Vermutlich schon. Als ich 2016 von meiner ersten Mission mit der “Iuventa“ zurückkam, hätte ich damit allerdings Schwierigkeiten gehabt. Da spukten zu viele Bilder von Flüchtlingen in Not in meinem Kopf herum.

Wie hatte es Sie als Kapitän auf das Rettungsschiff “Iuventa“ verschlagen?

Ich bin auf einen Zeitungsbericht über Jugend Rettet gestoßen. Darin hatte Jakob Schoen, der Gründer der Initiative, für seine Idee geworben, Menschen auf dem Mittelmehr zu helfen und so die europäische Politik unter Druck zu setzen, sich stärker zu engagieren. Ich war begeistert von diesem jungen Mann. Ich rief ihn an und bot mich als Kapitän an. So konnten wir gegenüber den vielen Crowdfunding-Geldgebern für den Umbau unseres Rettungsschiffs “Iuventa“ – das einmal ein Fischkutter war – auch dokumentieren, dass wir es ernst meinen.

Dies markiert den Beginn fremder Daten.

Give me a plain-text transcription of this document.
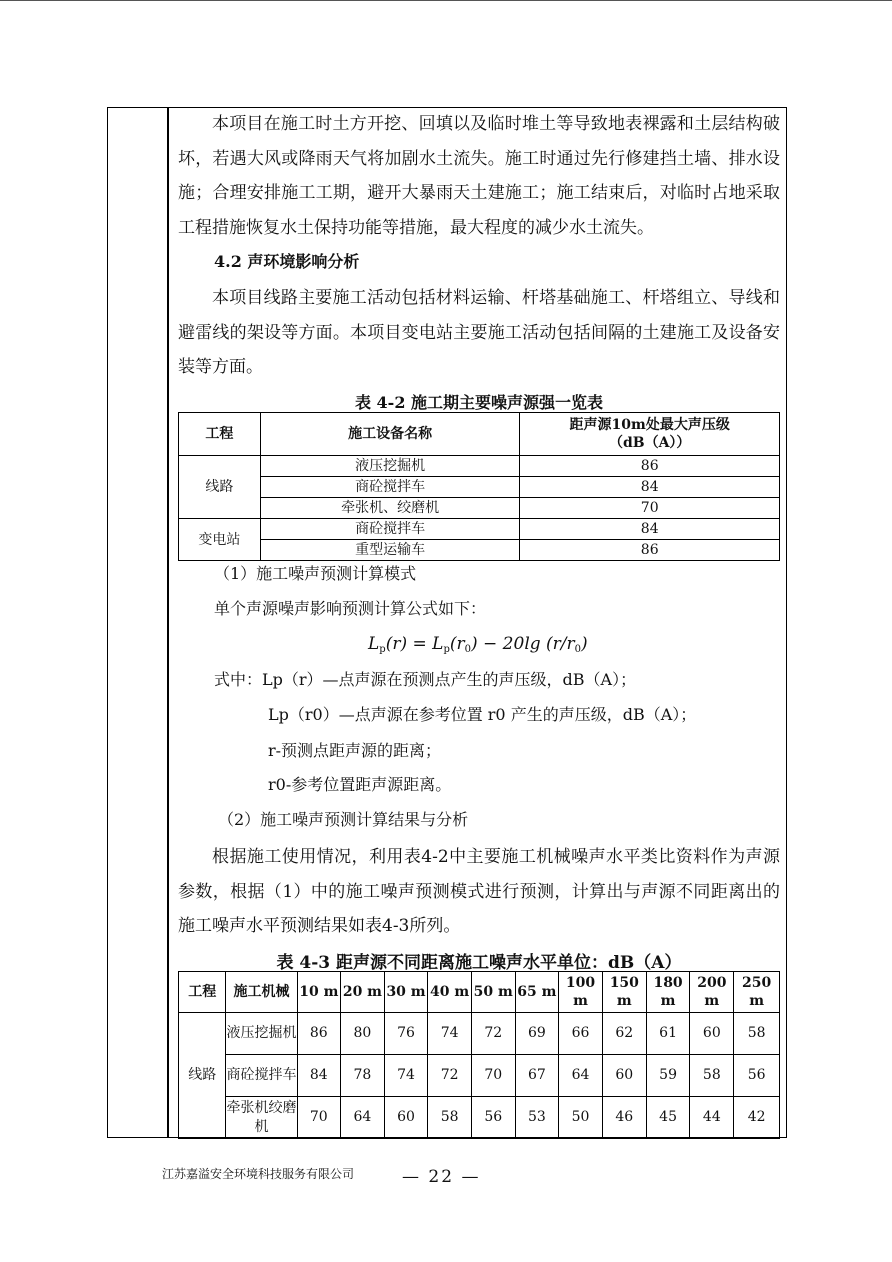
本项目在施工时土方开挖、回填以及临时堆土等导致地表裸露和土层结构破坏，若遇大风或降雨天气将加剧水土流失。施工时通过先行修建挡土墙、排水设施；合理安排施工工期，避开大暴雨天土建施工；施工结束后，对临时占地采取工程措施恢复水土保持功能等措施，最大程度的减少水土流失。

4.2 声环境影响分析

本项目线路主要施工活动包括材料运输、杆塔基础施工、杆塔组立、导线和避雷线的架设等方面。本项目变电站主要施工活动包括间隔的土建施工及设备安装等方面。

表 4-2 施工期主要噪声源强一览表
工程	施工设备名称	距声源10m处最大声压级
（dB（A））
线路	液压挖掘机	86
	商砼搅拌车	84
	牵张机、绞磨机	70
变电站	商砼搅拌车	84
	重型运输车	86
（1）施工噪声预测计算模式
单个声源噪声影响预测计算公式如下：
$L_p(r) = L_p(r_0) - 20\lg$ $(r/r_0)$
式中：Lp（r）—点声源在预测点产生的声压级，dB（A）；
Lp（r0）—点声源在参考位置 r0 产生的声压级，dB（A）；
r-预测点距声源的距离；
r0-参考位置距声源距离。
（2）施工噪声预测计算结果与分析

根据施工使用情况，利用表4-2中主要施工机械噪声水平类比资料作为声源参数，根据（1）中的施工噪声预测模式进行预测，计算出与声源不同距离出的施工噪声水平预测结果如表4-3所列。

表 4-3 距声源不同距离施工噪声水平单位：dB（A）
工程	施工机械	10 m	20 m	30 m	40 m	50 m	65 m	100 m	150 m	180 m	200 m	250 m
线路	液压挖掘机	86	80	76	74	72	69	66	62	61	60	58
	商砼搅拌车	84	78	74	72	70	67	64	60	59	58	56
	牵张机绞磨机	70	64	60	58	56	53	50	46	45	44	42
江苏嘉溢安全环境科技服务有限公司	— 22 —
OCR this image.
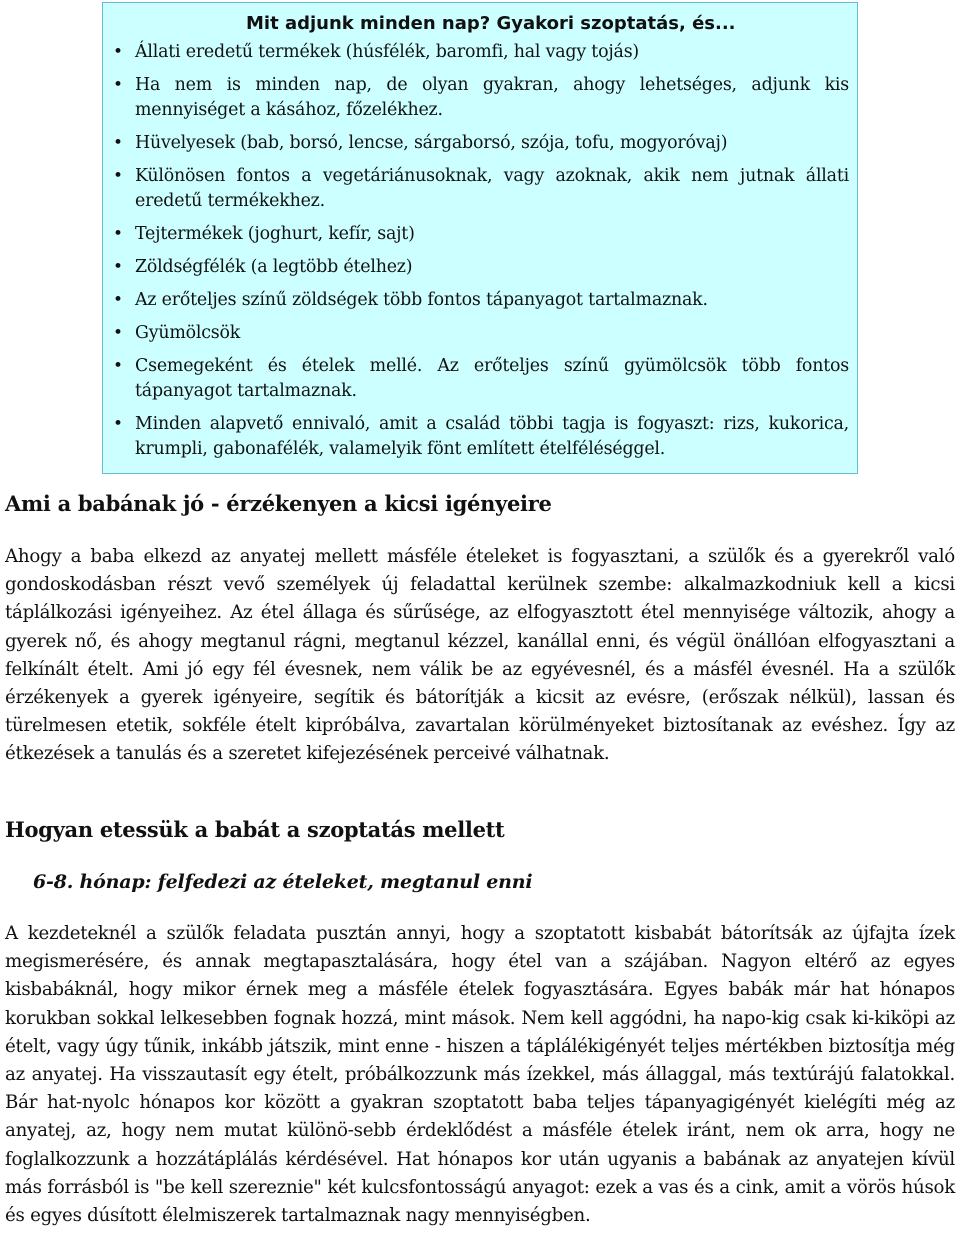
Mit adjunk minden nap? Gyakori szoptatás, és...
• Állati eredetű termékek (húsfélék, baromfi, hal vagy tojás)
• Ha nem is minden nap, de olyan gyakran, ahogy lehetséges, adjunk kis mennyiséget a kásához, főzelékhez.
• Hüvelyesek (bab, borsó, lencse, sárgaborsó, szója, tofu, mogyoróvaj)
• Különösen fontos a vegetáriánusoknak, vagy azoknak, akik nem jutnak állati eredetű termékekhez.
• Tejtermékek (joghurt, kefír, sajt)
• Zöldségfélék (a legtöbb ételhez)
• Az erőteljes színű zöldségek több fontos tápanyagot tartalmaznak.
• Gyümölcsök
• Csemegeként és ételek mellé. Az erőteljes színű gyümölcsök több fontos tápanyagot tartalmaznak.
• Minden alapvető ennivaló, amit a család többi tagja is fogyaszt: rizs, kukorica, krumpli, gabonafélék, valamelyik fönt említett ételféléséggel.
Ami a babának jó - érzékenyen a kicsi igényeire

Ahogy a baba elkezd az anyatej mellett másféle ételeket is fogyasztani, a szülők és a gyerekről való gondoskodásban részt vevő személyek új feladattal kerülnek szembe: alkalmazkodniuk kell a kicsi táplálkozási igényeihez. Az étel állaga és sűrűsége, az elfogyasztott étel mennyisége változik, ahogy a gyerek nő, és ahogy megtanul rágni, megtanul kézzel, kanállal enni, és végül önállóan elfogyasztani a felkínált ételt. Ami jó egy fél évesnek, nem válik be az egyévesnél, és a másfél évesnél. Ha a szülők érzékenyek a gyerek igényeire, segítik és bátorítják a kicsit az evésre, (erőszak nélkül), lassan és türelmesen etetik, sokféle ételt kipróbálva, zavartalan körülményeket biztosítanak az evéshez. Így az étkezések a tanulás és a szeretet kifejezésének perceivé válhatnak.

Hogyan etessük a babát a szoptatás mellett
6-8. hónap: felfedezi az ételeket, megtanul enni

A kezdeteknél a szülők feladata pusztán annyi, hogy a szoptatott kisbabát bátorítsák az újfajta ízek megismerésére, és annak megtapasztalására, hogy étel van a szájában. Nagyon eltérő az egyes kisbabáknál, hogy mikor érnek meg a másféle ételek fogyasztására. Egyes babák már hat hónapos korukban sokkal lelkesebben fognak hozzá, mint mások. Nem kell aggódni, ha napo-kig csak ki-kiköpi az ételt, vagy úgy tűnik, inkább játszik, mint enne - hiszen a táplálékigényét teljes mértékben biztosítja még az anyatej. Ha visszautasít egy ételt, próbálkozzunk más ízekkel, más állaggal, más textúrájú falatokkal. Bár hat-nyolc hónapos kor között a gyakran szoptatott baba teljes tápanyagigényét kielégíti még az anyatej, az, hogy nem mutat különö-sebb érdeklődést a másféle ételek iránt, nem ok arra, hogy ne foglalkozzunk a hozzátáplálás kérdésével. Hat hónapos kor után ugyanis a babának az anyatejen kívül más forrásból is "be kell szereznie" két kulcsfontosságú anyagot: ezek a vas és a cink, amit a vörös húsok és egyes dúsított élelmiszerek tartalmaznak nagy mennyiségben.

Sie sind doch selbst so jung ...

... nee, ich war damals 31, Jakob Schoen hatte gerade sein Abitur gemacht, er war 19. Ich hatte Berufserfahrung und war schon als Offizier auf Container- und Kreuzfahrtschiffen um die Welt gefahren. Als es im Mittelmeer wirklich losging, arbeitete ich in München bei einer Rückversicherung für Schiffe.

Sind Sie schon früher auf den Ozeanen auf Flüchtlinge gestoßen?

Ich war rund um dem Globus unterwegs, aber nie im Mittelmeer. Direkten Kontakt zu Flüchtlingen hatte ich nicht. In verschiedenen europäischen Häfen wurden aber damals schon Sicherheitsstufen nach oben gesetzt, um Flüchtlinge zu stoppen, die als blinde Passagiere an Land zu kommen versuchten. Für die Schifffahrt war das ein großes Thema.

Benedikt Funke wurde 1985 in München geboren und hat Nautik in Bremen studiert. Er fuhr auf Container- und Kreuzfahrtschiffen um die ganze Welt. Bevor er an Bord der “Iuventa“ ging, war er in der Rückversicherung für Schiffe tätig. Funke war ebenso als Teamleiter auf einem der Schnellboote der “Aquarius“ von SOS Méditerranée und Ärzte ohne Grenzen unterwegs. Funke studiert Friedensforschung und Sicherheitspolitik in Hamburg und hat gerade seine Masterarbeit zum öffentlichen Diskurs über die zivile Seenotrettung im Mittelmeer geschrieben. Der Dokumentarfilm “Iuventa“ ist am 13. August um 22.25 Uhr auf 3sat zu sehen. Quelle: Sabrina Gebauer/MDR

Wieso?

Die Reedereiverbände appellierten damals an die Regierungen, sich endlich Lösungen einfallen zu lassen. Immer öfter mussten Handelsschiffe bei Rettungen einspringen – erst recht, als im Oktober 2014 die italienische Marine ihr Hilfsprojekt Mare Nostrum einstellte. Danach schnellten die Todeszahlen sofort in die Höhe.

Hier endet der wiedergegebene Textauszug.